Warga melakukan aktivitas di atas perahu miliknya pasca pengusuran pemukiman dan kios di kawasan Pasar Ikan, Penjaringan, Jakarta, Rabu (13/4). Puluhan warga yang terkena dampak penggusuran beberapa waktu lalu terpaksa tinggal di atas perahu disebabkan rusun yang diberikan Pemprov jaraknya terlalu jauh dari tempat mata pencariannya dan biaya sewa rusun yang mahal. ANTARA FOTO/Muhammad Adimaja/foc/16.

Jakarta, Aktual.com – Koordinator warga Akuarium, Pasar Ikan, Penjaringan, Jakarta Utara, Upi Yunita menegaskan, ia bersama warga lainnya akan bertahan di atas puing-puing reruntuhan rumahnya jika pihak Pemprov DKI Jakarta tak juga memberikan ganti rugi kepada mereka.

“Kita ingin menempati tanah tersebut sampai ada kompensasi dari pemerintah,” ucapnya usai berdialog dengan Ketua DPRD DKI, Prasetio Edi Marsudi di Gedung DPRD DKI, Senin (18/4).

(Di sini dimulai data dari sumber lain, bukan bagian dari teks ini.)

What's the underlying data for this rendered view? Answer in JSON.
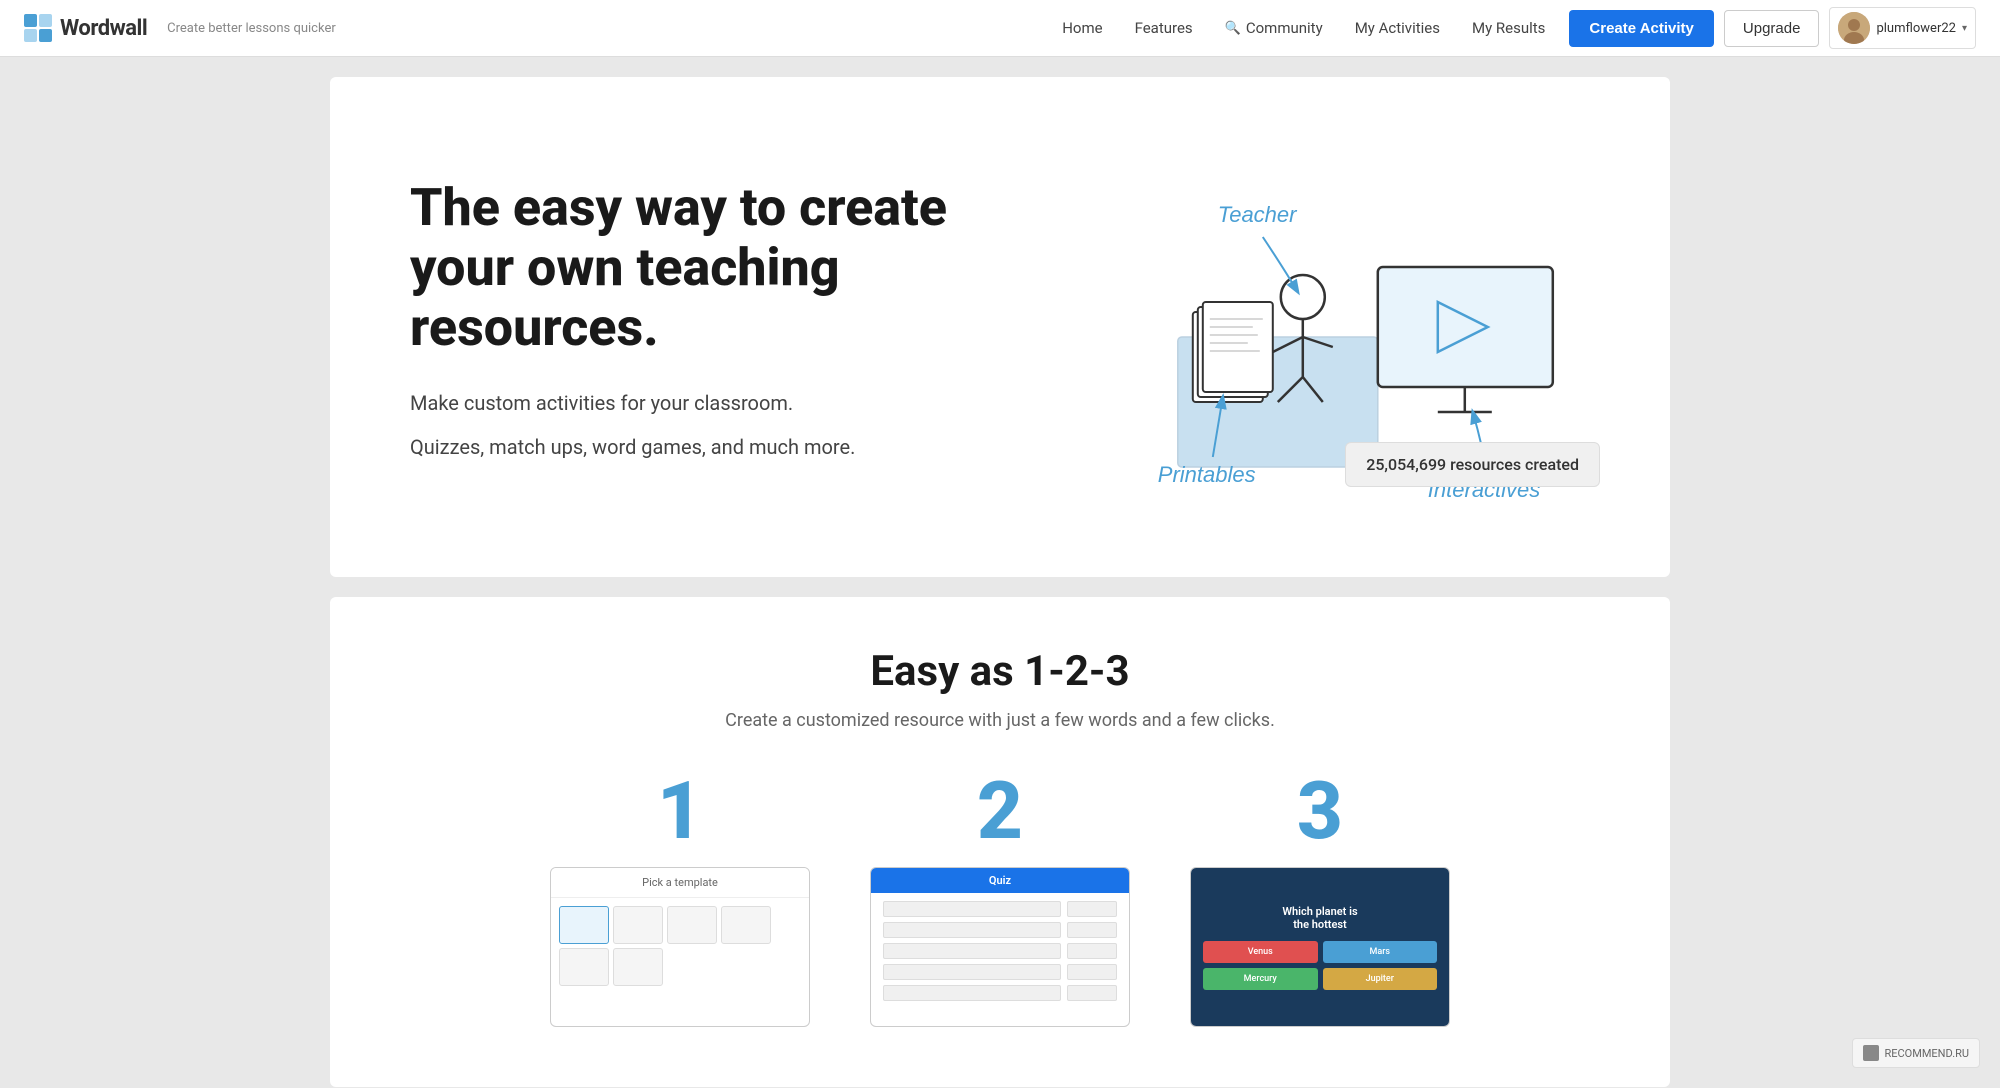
{
  "nav": {
    "logo_text": "Wordwall",
    "tagline": "Create better lessons quicker",
    "links": [
      {
        "label": "Home",
        "id": "home"
      },
      {
        "label": "Features",
        "id": "features"
      },
      {
        "label": "Community",
        "id": "community",
        "icon": "search"
      },
      {
        "label": "My Activities",
        "id": "my-activities"
      },
      {
        "label": "My Results",
        "id": "my-results"
      }
    ],
    "create_button": "Create Activity",
    "upgrade_button": "Upgrade",
    "user_name": "plumflower22"
  },
  "hero": {
    "title": "The easy way to create your own teaching resources.",
    "subtitle1": "Make custom activities for your classroom.",
    "subtitle2": "Quizzes, match ups, word games, and much more.",
    "stats_badge": "25,054,699 resources created",
    "illustration": {
      "teacher_label": "Teacher",
      "printables_label": "Printables",
      "interactives_label": "Interactives"
    }
  },
  "easy_section": {
    "title": "Easy as 1-2-3",
    "subtitle": "Create a customized resource with just a few words and a few clicks.",
    "steps": [
      {
        "number": "1",
        "card_header": "Pick a template"
      },
      {
        "number": "2",
        "card_header": "Quiz"
      },
      {
        "number": "3",
        "card_header": "Which planet is",
        "subtext": "the hottest"
      }
    ]
  },
  "recommend": {
    "label": "RECOMMEND.RU"
  }
}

Pasalnya, Upi merasa yakin jika dirinya harus mendapatkan ganti rugi atas tanah yang diwariskan oleh kedua orangtuanya itu berdasarkan Pasal 18 Undang-Undang Pokok Agraria nomor 5 tahun 1960 tentang tentang Peraturan Dasar Pokok-pokok Agraria yang menyatakan Negara wajib mengganti rugi atas tanah yanh dimiliki warga.

“Kami selaku warga jangan dianggap kami pematok liar, kami punya girik, punya PBB (pajak bumi dan bangunan), ini hak kami yang tiap tahun membayar pajak. Kembali ke UU agraria, pasal 18, ada ganti rugi. Kami sah secara mutlak punya surat-surat,” tambah Upi yang telah menempati warisan kedua orangtuanya itu selama 37 tahun.

Ia juga menyampaikan, bahwasanya pada saat dan sesudah penggusuran, tak ada satupun uluran tangan yang diberikan oleh Pemprov DKI kepada warganya yang kehilangan tempat tinggal.

Hingga saat ini, terdapat puluhan Kepala Keluarga (KK) yang masih bertahan hidup di atas perahu nelayan dengan memperoleh bantuan dari donatur dan relawan.

“Total KK pada 73 (manusia perahu). Bertahan sampai kita bisa dapat kompensasi dari DKI. Bantuan dari relawan banyak. Pemprov gak ada, abai banget,” tandas Upi.